On All Soul’s Eve, Tephna and Jaclyn go from house to house, offering prayers for the dead in exchange for soul cakes.
They see Richard and Gilbert out doing the same.
Their last call is at Jaclyn’s house, where they eat their soul cakes with bottles of milk. Tephna’s mother’s are the best, although Francis Brewer’s are a close second.
Tephna hurries home well before sunset. She does not want to be caught out of doors when the spirits start to roam.
She has saved one of her soul cakes for Oriel. Their mother mashes it up for her to eat.
Oriel is a difficult child, with a tendency to kick her big sister and monopolise the toys. But tonight she listens in captive silence as Tephna tells her a scary story about a ghostly water spirit who haunts the riverbank.
There have been no deaths in the village that year, so the parson’s All Soul’s sermon the following morning consists mainly of general prayers for the Watcher’s continued mercy. Tephna overhears Richard whispering to Gilbert that he saw a ghost last night, but she thinks he is probably bluffing: Richard will say anything for attention.
William Jardine and Henry Yates are not among the congregation. Their wives tell Avice that they are both sick with sweating fits and catarrh, which they are doing their best to treat with lime juice and dried mint.

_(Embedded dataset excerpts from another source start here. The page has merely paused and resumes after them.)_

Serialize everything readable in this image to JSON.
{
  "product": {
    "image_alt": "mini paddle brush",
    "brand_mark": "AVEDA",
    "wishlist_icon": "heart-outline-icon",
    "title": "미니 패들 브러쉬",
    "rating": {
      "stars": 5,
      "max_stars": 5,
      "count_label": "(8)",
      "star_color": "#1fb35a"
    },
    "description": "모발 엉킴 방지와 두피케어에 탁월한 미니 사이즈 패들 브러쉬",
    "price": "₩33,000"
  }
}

With another baby on the way, Avice is determined not to catch the sickness. Seasonal maladies like this often turn out to be harmless; but to infants, pregnant women and the elderly they can easily be fatal.
The villagers know only a little of what learned men have discovered about the workings of the body, but they are familiar with the four temperaments: the choleric—bold, irascible, creative, ruled by hot, dry yellow bile, and prone to fever, swellings and violent dreams; the sanguine—self-assured, generous, romantic, ruled by hot, wet blood, and prone to gout and snoring; the melancholic—nervous, introspective, ruled by cold, dry black bile, and prone to digestive disorders, insomnia, anxiety and despondency; and the phlegmatic—patient, devoted, calm, ruled by cold, wet phlegm, and prone to snoring, somnolence and disorders of the lungs.
They agree that Avice’s natural temperament is a mixture of the first two, and that she and her child are consequently in greater danger from the hot sweating fits than the cold catarrh. To protect herself against fever throughout her pregnancy she eats cooling foods like fish and raw vegetables.
She also begins her confinement early, to isolate herself from whatever unwholesome vapours might have brought the sickness to the village.
Through her small chamber window, Avice sees that the road is busy all day Wednesday: Wereables must be moving his things to his new home. Ralf the Groom comes to find Geoffrey in the garden and tells him that his master will probably only visit the village when he wants to attend church, but that Ralf himself will be in several times a week to buy bread and eggs.
Before he leaves, the groom has a gift for Tephna from the child of the kitchen he calls Small Ralf. It is a bunch of dried lavender that Cook Humphrey let the boy keep for working so hard. Small Ralf knows that Tephna loves plants as much as he does, and he wanted her to have something special from his garden.
Delighted, Tephna shows the little bouquet to her mother, who tells her that, if she tucks it up inside her bedroll each day, the blankets will always smell sweet and give her peaceful sleep.
On Thursday, Geoffrey takes his daughters to church for the Feast of the Children. He is relieved to see that Henry and William’s sickness does not seem to have spread to too many of the other villagers.
Tephna and Oriel are wearing new winter clothes, knitted for them by their mother.
Avice’s baby is due that evening, but all day Eda does not appear. Eventually Jaclyn brings bad news: Eda is sick and cannot come. At least Avice will still have the girls by her side; and around supper time her dear friend Francis arrives to help out too.
Without an experienced midwife on hand, delivery can be fraught with even more dangers than usual, but by the Watcher’s grace Avice’s is quick and free from complication. In just a few hours, she is holding a healthy baby boy with a head of dark hair.
There is no word over the next day of any other villagers falling sick, but Geoffrey insists that his wife and newborn son stay indoors throughout the winter penitence. Parson Reviers is called to the house to deliver the blesssings, and to give the boy his name, Adam.
On the Eve of the Nativity, the couple at last honour their son’s birth with a supper for a few friends.
Just before midnight, everyone walks over to the church to celebrate the arrival of the Feast of the Nativity and the entry of little Adam into village life.